According to reports in the media, Anheuser-Busch hopes that more consumers in China, the world’s largest beer market by volume, will switch to Budweiser and other more expensive brands. The Budweiser brand claims only a tiny 2 percent of the overall market in China, but 40 percent of the premium brand segment.
The company also said it would increase distribution and support in China for Corona Extra, the beer made by Mexico’s brewer Modelo, which is half-owned by Anheuser-Busch.
China is a key battleground for rivals such as Anheuser-Busch and SABMiller as the average Chinese downs only 24 litres of beer a year. At the moment, the bulk of beer consumption is standard brands. But Anheuser-Busch thinks that eventually China’s market segmentation will resemble more mature markets where premium brands represent a solid 20 percent of total volume consumed.
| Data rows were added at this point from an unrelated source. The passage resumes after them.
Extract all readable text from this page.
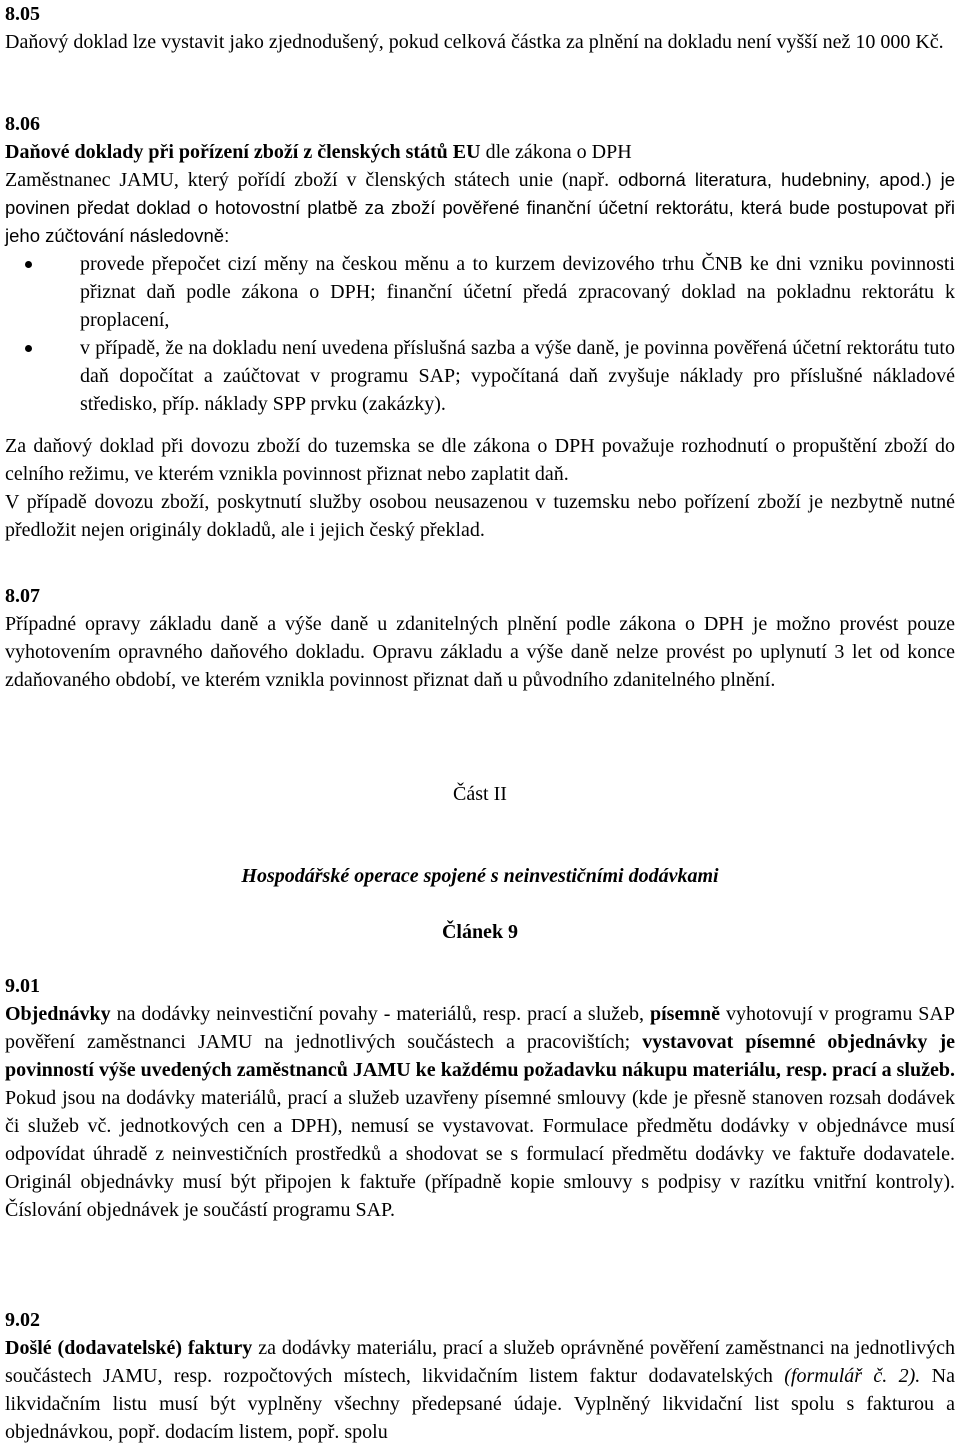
8.05

Daňový doklad lze vystavit jako zjednodušený, pokud celková částka za plnění na dokladu není vyšší než 10 000 Kč.

8.06

Daňové doklady při pořízení zboží z členských států EU dle zákona o DPH

Zaměstnanec JAMU, který pořídí zboží v členských státech unie (např. odborná literatura, hudebniny, apod.) je povinen předat doklad o hotovostní platbě za zboží pověřené finanční účetní rektorátu, která bude postupovat při jeho zúčtování následovně:

provede přepočet cizí měny na českou měnu a to kurzem devizového trhu ČNB ke dni vzniku povinnosti přiznat daň podle zákona o DPH; finanční účetní předá zpracovaný doklad na pokladnu rektorátu k proplacení,
v případě, že na dokladu není uvedena příslušná sazba a výše daně, je povinna pověřená účetní rektorátu tuto daň dopočítat a zaúčtovat v programu SAP; vypočítaná daň zvyšuje náklady pro příslušné nákladové středisko, příp. náklady SPP prvku (zakázky).

Za daňový doklad při dovozu zboží do tuzemska se dle zákona o DPH považuje rozhodnutí o propuštění zboží do celního režimu, ve kterém vznikla povinnost přiznat nebo zaplatit daň.

V případě dovozu zboží, poskytnutí služby osobou neusazenou v tuzemsku nebo pořízení zboží je nezbytně nutné předložit nejen originály dokladů, ale i jejich český překlad.

8.07

Případné opravy základu daně a výše daně u zdanitelných plnění podle zákona o DPH je možno provést pouze vyhotovením opravného daňového dokladu. Opravu základu a výše daně nelze provést po uplynutí 3 let od konce zdaňovaného období, ve kterém vznikla povinnost přiznat daň u původního zdanitelného plnění.

Část II

Hospodářské operace spojené s neinvestičními dodávkami

Článek 9

9.01

Objednávky na dodávky neinvestiční povahy - materiálů, resp. prací a služeb, písemně vyhotovují v programu SAP pověření zaměstnanci JAMU na jednotlivých součástech a pracovištích; vystavovat písemné objednávky je povinností výše uvedených zaměstnanců JAMU ke každému požadavku nákupu materiálu, resp. prací a služeb. Pokud jsou na dodávky materiálů, prací a služeb uzavřeny písemné smlouvy (kde je přesně stanoven rozsah dodávek či služeb vč. jednotkových cen a DPH), nemusí se vystavovat. Formulace předmětu dodávky v objednávce musí odpovídat úhradě z neinvestičních prostředků a shodovat se s formulací předmětu dodávky ve faktuře dodavatele. Originál objednávky musí být připojen k faktuře (případně kopie smlouvy s podpisy v razítku vnitřní kontroly). Číslování objednávek je součástí programu SAP.

9.02

Došlé (dodavatelské) faktury za dodávky materiálu, prací a služeb oprávněné pověření zaměstnanci na jednotlivých součástech JAMU, resp. rozpočtových místech, likvidačním listem faktur dodavatelských (formulář č. 2). Na likvidačním listu musí být vyplněny všechny předepsané údaje. Vyplněný likvidační list spolu s fakturou a objednávkou, popř. dodacím listem, popř. spolu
Anheuser-Busch, which also counts Danish brewer Carlsberg among its rivals in the country, estimates that Chinese consumption will double within a decade, and is expanding into China’s smaller, county-level, cities.
Beer consumption in China, where a 640 ml bottle can sell for as little as the equivalent of USD 0.12, has more than doubled in the past 10 to 12 years.
Anheuser-Busch also plans to expand its share of the premium segment by introducing brands made specifically for Chinese beer drinkers and by expanding its Harbin premium brand into 33 new markets in 2007.
It plans to integrate Budweiser and Harbin Beer, including marketing, sales and human resources, to help develop the Harbin brand.
The U.S. brewer, which has a 27 percent stake in Tsingtao Brewery, bought the
Wuhan Brewing Co. in 1995 and the Harbin Brewery Group in 2004.